Quo vadis, Pflege? Quo vadis, Gesellschaft?

Deutschland altert zunehmend – wir kennen alle das Konzept der Alterspyramide, und wie sich die „Bäuche“ verschieben.

Alte Menschen sind häufig nicht mehr in der Lage, sich selbst zu versorgen. Sie benötigen Pflege. Das ist nun überhaupt nichts Neues. Zu jeder Zeit und in jeder Kultur mussten die Gesellschaft, die Familien und jeder einzelne Antworten darauf finden, wie man mit den damit verbundenen Herausforderungen umgeht.

Dazu wurden unterschiedliche Lösungen gefunden. Teils sehr drastische – Stichwort: Eskimoscholle. Gleichzeitig wurde die Weisheit der Alten in vielen Gesellschaften außerordentlich geschätzt, die Alten wurden und werden verehrt, Stichwort: Konfuzianismus in Asien.

Wo stehen wir heute, zu Beginn der zweiten Hälfte des Jahres 2022?

Am Ausgang der Corona Pandemie, mit unverändert extremen Anforderungen an Pflegekräfte sowohl in der Kranken- als auch der Altenpflege.

Mit einer seit vielen Jahren konstatierten, sich verschärfenden Personalknappheit, die uns nicht davon abgehalten hat, die humanen Ressourcen in der Pflege durch die einrichtungsbezogenen Impfplicht weiter zu verknappen. Anders ausgedrückt: Menschen, die lange Jahre in ihrem Beruf verbracht haben, aus diesem auszuschließen und ihre berufliche Existenz zu gefährden oder zu zerstören.
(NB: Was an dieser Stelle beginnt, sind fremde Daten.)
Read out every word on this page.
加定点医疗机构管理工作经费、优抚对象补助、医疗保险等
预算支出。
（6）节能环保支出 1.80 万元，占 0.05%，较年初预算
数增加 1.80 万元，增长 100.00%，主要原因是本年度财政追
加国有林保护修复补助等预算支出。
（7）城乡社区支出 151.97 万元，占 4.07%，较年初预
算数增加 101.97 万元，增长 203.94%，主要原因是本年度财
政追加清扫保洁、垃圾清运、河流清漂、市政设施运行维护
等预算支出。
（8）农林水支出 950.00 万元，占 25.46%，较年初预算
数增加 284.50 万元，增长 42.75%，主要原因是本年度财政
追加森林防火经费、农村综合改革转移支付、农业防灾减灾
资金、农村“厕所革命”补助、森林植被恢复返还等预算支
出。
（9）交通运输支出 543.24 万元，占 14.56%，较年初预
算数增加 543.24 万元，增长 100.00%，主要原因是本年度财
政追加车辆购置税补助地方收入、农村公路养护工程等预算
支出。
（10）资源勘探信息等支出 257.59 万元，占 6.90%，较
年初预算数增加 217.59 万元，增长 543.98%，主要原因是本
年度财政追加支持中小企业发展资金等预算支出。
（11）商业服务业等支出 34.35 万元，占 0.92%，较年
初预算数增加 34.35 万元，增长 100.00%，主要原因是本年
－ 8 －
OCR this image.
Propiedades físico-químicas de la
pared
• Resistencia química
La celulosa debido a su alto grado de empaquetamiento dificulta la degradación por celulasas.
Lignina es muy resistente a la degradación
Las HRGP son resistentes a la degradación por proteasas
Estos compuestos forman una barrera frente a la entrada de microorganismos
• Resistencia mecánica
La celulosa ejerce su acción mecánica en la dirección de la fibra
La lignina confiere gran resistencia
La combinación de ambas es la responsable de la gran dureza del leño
Gleichzeitig am Beginn einer Wirtschafts- und Finanzkrise, die ihresgleichen wird suchen müssen.

Im Jahr 2016 gab es 7.050 offene Stellen für Pflegefachkräfte auf Normal- und Intensivstationen in Deutschlands Krankenhäusern. 2021 waren es bereits 22.300. Gleichzeitig dachten in 2021 40% der Pflegekräfte daran, den Beruf zu verlassen. 2018 betrug die Fluktuation in der Altenpflege in Deutschland rund ein Drittel pro Jahr. Wie sieht es wohl heute aus?

Laut Prognosen gibt es ab dem Jahr 2030 1,5 Millionen Pflegebedürftige mehr – und 500.000 Pflegekräfte zu wenig. So die Zahlen des Deutschen Pflegerats und des Deutschen Berufsverbandes für Pflegeberufe.

Hier ein Zitat: „Die Standardpflege ist eine moderne Variante der Eisscholle der Eskimos. Die Eskimos sparten Ressourcen, die Pflegeindustrie verdient Geld“ (Jochen Röpke, 2015).

Diverse Pflegeheim- und Klinikketten stehen gerade vor einem erneuten Verkauf. Ein Jahr nach der Übernahme von Deutsche Wohnen durch Vonovia startet das Unternehmen „Finanzkreisen zufolge“ mit den Vorbereitungen für einen Verkauf seiner Pflegeheim-Sparte. Das Geschäft steht mit einer Bewertung von 1,2 Milliarden EUR in den Büchern der Deutschen Wohnen.

Der Private-Equity Eigentümer der Augenklinik-Kette Artemis hat gerade die Investmentbank Goldman-Sachs mit dem Weiterverkauf betraut. Jährliches Betriebsergebnis ca. €60mio, angenommene Bewertung ca. €800mio.

Der Private-Equity Eigentümer der auf Psychiatrie spezialisierten Oberberg Kliniken hat gerade die Investmentbank JP Morgan mit dem Weiterverkauf betraut. Jährliches Betriebsergebnis knapp €50mio, angenommene Bewertung ca. €600mio.

Quo vadis, Pflege? Quo vadis, Gesellschaft?